Demand for tests surging in county
Pike County added 15 cases of COVID-19 overnight Wednesday as the state of Alabama added nearly 2,000 new cases.
According to the Alabama Department of Public Health 10 a.m. Thursday update, Pike County has reported 631 total cases with seven deaths. The state has reported 83,495 with 1,516 total deaths. More than 10,070 have been hospitalized since tracking began, with nearly 1,600 still hospitalized on Thursday. ADPH estimates 35,401 have recovered.
Amy Minor, chief clinical officer at Troy Regional Medical Center, isn’t surprised by the increase spread in Pike County.
“We’re testing 100 people per day, sometimes more,” she said. “We’re at capacity on testing.”
The ADPH estimates more than 677,840 tests have been administered statewide since tracking began in March, with more than 11,776 administered on Wednesday.
In Pike County, more than 18 percent of the overall cases have been confirmed during the past two weeks.
And the demand for testing continues to increase as Troy University students begin to return to campus and residents gear up for the return of school and fall activities.
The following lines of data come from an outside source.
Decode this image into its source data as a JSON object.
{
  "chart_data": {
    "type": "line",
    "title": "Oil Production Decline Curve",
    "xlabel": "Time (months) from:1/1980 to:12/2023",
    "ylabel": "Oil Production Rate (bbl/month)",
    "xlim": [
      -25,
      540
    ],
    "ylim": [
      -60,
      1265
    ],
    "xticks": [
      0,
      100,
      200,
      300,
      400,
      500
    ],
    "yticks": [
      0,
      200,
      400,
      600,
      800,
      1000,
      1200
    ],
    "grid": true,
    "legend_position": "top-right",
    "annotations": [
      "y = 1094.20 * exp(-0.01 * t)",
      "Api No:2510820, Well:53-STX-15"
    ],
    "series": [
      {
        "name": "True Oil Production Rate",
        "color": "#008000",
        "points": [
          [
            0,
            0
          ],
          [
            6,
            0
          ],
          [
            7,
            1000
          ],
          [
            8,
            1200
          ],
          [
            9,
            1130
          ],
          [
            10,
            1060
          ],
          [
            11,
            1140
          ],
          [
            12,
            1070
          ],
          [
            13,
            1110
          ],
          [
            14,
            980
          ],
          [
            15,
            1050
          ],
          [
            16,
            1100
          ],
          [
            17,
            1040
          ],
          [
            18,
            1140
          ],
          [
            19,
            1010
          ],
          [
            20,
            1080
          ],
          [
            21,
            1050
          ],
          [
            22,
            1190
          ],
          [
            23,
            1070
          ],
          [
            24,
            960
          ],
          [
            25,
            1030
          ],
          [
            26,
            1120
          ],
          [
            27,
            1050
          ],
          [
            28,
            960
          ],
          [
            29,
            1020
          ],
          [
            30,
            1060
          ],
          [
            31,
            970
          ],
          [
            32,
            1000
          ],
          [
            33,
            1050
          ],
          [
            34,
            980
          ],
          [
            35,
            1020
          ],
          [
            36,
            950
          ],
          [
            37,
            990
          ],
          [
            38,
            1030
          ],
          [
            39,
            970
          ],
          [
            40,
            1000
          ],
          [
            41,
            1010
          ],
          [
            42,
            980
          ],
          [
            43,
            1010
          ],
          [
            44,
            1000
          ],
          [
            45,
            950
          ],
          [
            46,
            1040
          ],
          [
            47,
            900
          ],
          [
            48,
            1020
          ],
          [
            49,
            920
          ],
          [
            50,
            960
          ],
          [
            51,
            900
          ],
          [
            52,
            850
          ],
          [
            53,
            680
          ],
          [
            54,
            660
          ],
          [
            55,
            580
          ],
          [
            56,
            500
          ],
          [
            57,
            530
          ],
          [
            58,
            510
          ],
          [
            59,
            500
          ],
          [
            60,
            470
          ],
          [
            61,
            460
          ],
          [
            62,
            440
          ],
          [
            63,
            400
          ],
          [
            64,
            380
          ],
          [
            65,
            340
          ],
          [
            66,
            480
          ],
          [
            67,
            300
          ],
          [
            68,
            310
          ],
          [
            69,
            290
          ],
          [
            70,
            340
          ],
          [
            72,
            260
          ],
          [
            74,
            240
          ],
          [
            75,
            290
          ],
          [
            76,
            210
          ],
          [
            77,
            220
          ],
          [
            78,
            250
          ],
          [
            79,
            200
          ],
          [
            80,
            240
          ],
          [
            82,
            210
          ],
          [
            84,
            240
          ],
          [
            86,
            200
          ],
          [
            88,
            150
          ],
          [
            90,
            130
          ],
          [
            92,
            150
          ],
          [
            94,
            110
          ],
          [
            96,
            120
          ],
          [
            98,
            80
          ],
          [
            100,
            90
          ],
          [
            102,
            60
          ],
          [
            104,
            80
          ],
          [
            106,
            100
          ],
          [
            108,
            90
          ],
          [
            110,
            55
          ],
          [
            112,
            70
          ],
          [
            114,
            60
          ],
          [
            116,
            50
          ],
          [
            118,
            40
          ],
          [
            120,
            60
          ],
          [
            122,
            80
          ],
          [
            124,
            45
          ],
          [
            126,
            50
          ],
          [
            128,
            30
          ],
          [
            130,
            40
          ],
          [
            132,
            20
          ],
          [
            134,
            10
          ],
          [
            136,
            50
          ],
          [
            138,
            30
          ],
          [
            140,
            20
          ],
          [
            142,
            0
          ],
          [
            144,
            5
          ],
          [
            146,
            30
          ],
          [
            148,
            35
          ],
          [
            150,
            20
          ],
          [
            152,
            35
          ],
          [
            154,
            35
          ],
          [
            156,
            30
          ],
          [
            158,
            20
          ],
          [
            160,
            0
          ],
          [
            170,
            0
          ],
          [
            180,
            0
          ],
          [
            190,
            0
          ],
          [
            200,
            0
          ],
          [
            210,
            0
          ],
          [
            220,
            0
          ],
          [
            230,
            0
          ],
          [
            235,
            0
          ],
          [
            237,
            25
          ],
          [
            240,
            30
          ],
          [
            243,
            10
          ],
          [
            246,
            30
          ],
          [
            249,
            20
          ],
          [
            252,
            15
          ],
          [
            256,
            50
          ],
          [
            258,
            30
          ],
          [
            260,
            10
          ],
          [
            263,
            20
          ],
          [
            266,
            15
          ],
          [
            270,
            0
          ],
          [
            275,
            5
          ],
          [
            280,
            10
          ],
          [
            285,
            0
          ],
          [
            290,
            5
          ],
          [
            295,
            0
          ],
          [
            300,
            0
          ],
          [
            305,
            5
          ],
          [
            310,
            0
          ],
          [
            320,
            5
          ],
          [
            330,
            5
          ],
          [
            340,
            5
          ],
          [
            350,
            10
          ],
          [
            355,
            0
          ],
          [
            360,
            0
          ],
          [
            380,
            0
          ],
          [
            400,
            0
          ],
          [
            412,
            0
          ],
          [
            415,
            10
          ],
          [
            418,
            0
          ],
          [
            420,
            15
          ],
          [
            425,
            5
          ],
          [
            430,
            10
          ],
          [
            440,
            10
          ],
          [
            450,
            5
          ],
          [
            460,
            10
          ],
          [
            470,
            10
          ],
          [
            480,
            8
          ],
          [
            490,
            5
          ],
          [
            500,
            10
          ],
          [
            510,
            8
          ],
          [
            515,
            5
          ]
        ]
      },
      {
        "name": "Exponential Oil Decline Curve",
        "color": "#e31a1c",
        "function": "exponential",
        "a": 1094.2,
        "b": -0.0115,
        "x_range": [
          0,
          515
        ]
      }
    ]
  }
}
The key to effective testing lies in the scheduling.
“It depends on your symptoms or when you were exposed to someone with the virus,” Minor said. “I had someone call who was exposed yesterday and I told him ‘you’re way too early for a test.’” Minor said experts recommend a five-day wait between exposure and testing, to preclude false negatives. “But you have to isolate yourself during those five days.”
Defining exposure is important, as well. “We’re seeing a lot of household spread right now,” Minor said. “And the spread depends a lot on the length of time exposed and the close proximity without a mask …
“If you’re riding in a car across town for five minutes, you may be OK. But if you’re taking a road trip with three other people for a couple of hours, you might want to consider wearing a mask.” Alabama remains under a mask order until Aug. 31, and all students in second grade and higher will be required to wear masks to campus this fall. Colleges throughout the state will provide free, one-time testing for all students as they return to campus as well. In spite of those measures, Minor said the key to containing the spread will lie in personal responsibility: wearing a mask; maintaining social distance; isolating yourself if you feel sick; and practicing good hygiene.
“I feel like we’re a broken record,” Minor said, as she repeated calls for residents to wear masks and take safety precautions. “But I think for a lot of people, it’s not going to stick until it hits close to home – either they get sick or someone in their family gets sick.”
Minor said while most positive tests seem to be coming from the 20 to 50 year old age group, the impact of the virus is biggest on the oldest population. “They’re usually the ones being hospitalized who are the sickest,” she said. Hospitalizations at TRMC continue to ebb and flow. “We were full on Monday, but since then we’ve been able to send some people home,” Minor said.